En 2009-2010, 867 familles ont reçu l’aide d’Elevages sans frontières. 561 d’entre-elles, soit 2 familles sur 3, ont profité du principe du microcrédit en animaux. Quelle belle preuve d’autonomie de la part des bénéficiaires des projets !
La difficulté du microcrédit en élevage est d’adapter au mieux » l’offre » en animaux en provenance des projets précédents à la demande des nouveaux bénéficiaires en attente.
Il arrive aussi que des bénéficiaires soient prêts à rembourser leur microcrédit mais qu’il n’y ait pas de nouveaux bénéficiaires pour les recevoir. Dans ce cas, ils remboursent en argent grâce à la commercialisation : des ventes de porcs peuvent financer par exemple des élevages de poules.
Cette année, au Bénin, 9 familles sur 10 ont reçu des animaux par le principe « Qui reçoit…donne ». La majorité des projets mis en place concernait les « petits animaux » : des poules, des lapins et des chèvres locales, leur reproduction prolifique favorisant le succès rapide des projets implantés l’année précédente.

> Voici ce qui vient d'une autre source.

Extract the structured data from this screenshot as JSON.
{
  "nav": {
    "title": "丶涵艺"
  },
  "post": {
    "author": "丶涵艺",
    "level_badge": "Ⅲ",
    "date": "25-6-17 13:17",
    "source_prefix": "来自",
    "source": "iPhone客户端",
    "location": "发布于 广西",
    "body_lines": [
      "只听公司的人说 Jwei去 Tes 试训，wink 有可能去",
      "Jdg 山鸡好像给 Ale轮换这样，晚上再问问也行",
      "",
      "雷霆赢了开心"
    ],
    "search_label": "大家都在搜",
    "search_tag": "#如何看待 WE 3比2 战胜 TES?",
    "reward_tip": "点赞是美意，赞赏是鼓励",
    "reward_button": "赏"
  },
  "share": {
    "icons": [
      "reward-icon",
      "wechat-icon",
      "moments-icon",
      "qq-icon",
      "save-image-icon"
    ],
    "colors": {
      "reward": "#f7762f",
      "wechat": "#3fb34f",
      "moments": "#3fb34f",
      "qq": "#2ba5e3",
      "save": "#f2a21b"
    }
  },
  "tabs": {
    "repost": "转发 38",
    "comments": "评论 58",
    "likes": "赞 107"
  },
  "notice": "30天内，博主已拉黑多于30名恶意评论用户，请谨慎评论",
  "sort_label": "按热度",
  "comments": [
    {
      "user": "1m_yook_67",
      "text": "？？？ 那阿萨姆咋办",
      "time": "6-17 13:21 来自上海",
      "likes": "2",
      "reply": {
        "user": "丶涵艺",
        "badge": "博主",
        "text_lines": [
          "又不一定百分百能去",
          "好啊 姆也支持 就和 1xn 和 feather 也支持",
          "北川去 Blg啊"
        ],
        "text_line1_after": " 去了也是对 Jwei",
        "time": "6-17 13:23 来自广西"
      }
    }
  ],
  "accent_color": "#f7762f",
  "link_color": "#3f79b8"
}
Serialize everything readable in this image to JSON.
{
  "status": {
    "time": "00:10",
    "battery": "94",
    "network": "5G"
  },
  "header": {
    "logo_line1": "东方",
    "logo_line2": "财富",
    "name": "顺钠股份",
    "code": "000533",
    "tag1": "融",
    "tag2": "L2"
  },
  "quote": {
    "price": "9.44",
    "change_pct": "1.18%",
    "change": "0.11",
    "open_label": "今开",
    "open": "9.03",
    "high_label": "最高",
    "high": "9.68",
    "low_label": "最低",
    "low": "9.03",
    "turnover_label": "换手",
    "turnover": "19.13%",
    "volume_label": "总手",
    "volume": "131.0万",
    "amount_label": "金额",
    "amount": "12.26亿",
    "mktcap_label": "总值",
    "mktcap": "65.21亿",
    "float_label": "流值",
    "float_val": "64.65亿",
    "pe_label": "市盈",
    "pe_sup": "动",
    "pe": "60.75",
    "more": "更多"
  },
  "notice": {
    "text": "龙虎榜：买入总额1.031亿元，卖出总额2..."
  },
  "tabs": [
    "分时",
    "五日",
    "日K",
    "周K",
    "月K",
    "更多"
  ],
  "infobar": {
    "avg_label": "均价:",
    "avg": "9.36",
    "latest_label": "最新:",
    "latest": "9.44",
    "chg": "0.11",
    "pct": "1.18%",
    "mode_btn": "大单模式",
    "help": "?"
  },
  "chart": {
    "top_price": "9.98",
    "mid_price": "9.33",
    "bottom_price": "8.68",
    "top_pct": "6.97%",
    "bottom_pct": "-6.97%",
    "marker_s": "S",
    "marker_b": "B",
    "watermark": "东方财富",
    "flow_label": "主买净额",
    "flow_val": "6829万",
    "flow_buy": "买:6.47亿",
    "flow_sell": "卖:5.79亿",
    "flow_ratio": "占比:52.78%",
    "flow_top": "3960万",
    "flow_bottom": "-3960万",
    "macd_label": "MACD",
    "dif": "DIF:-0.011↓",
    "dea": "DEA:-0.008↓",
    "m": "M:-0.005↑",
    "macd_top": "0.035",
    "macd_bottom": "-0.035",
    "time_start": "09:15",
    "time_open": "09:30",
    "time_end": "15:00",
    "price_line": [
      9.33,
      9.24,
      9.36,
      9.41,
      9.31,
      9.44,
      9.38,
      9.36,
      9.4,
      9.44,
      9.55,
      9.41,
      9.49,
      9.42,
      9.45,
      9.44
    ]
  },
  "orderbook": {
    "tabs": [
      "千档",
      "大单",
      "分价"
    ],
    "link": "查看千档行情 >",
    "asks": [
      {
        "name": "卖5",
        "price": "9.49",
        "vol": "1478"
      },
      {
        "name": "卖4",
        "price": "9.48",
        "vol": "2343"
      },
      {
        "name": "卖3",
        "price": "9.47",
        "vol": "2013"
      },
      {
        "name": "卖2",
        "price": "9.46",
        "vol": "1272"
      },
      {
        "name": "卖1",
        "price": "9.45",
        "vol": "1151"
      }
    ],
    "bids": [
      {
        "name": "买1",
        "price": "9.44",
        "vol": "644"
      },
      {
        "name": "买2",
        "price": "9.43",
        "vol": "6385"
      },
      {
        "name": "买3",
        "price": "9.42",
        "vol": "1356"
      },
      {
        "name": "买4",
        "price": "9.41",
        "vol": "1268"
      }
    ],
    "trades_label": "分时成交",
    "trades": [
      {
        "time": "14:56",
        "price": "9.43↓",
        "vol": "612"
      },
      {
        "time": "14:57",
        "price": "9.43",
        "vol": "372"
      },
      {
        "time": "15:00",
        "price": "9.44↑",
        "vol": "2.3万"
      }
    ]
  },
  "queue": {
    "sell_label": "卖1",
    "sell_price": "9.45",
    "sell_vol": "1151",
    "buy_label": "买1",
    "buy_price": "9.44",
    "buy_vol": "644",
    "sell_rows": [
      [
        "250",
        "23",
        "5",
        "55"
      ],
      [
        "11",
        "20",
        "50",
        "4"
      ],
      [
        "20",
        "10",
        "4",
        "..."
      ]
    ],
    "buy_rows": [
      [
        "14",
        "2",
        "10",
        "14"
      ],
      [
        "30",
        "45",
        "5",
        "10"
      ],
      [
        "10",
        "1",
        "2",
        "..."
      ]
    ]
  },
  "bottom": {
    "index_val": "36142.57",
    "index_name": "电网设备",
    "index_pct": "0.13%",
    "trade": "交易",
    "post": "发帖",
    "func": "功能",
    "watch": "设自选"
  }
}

Au Sénégal, où nous agissons depuis seulement fin 2008, déjà 1 famille aidée sur 4 l’a été par le microcrédit : les 90 brebis distribuées en janvier 2009 ont donné 78 agnelles destinées à une partie des 284 nouvelles familles que nous avions prévu de soutenir.
Le microcrédit en animaux est un formidable catalyseur de développement : il responsabilise les bénéficiaires, il favorise la solidarité entre les familles et permet très rapidement à une communauté entière de bénéficier de l’aide.
C’est ainsi que peut se réaliser l’objectif d’Elevages sans frontières : rendre autonomes des villages entiers, grâce à des projets générateurs de revenus permettant de transmettre à d’autres villages la clé de l’autonomie.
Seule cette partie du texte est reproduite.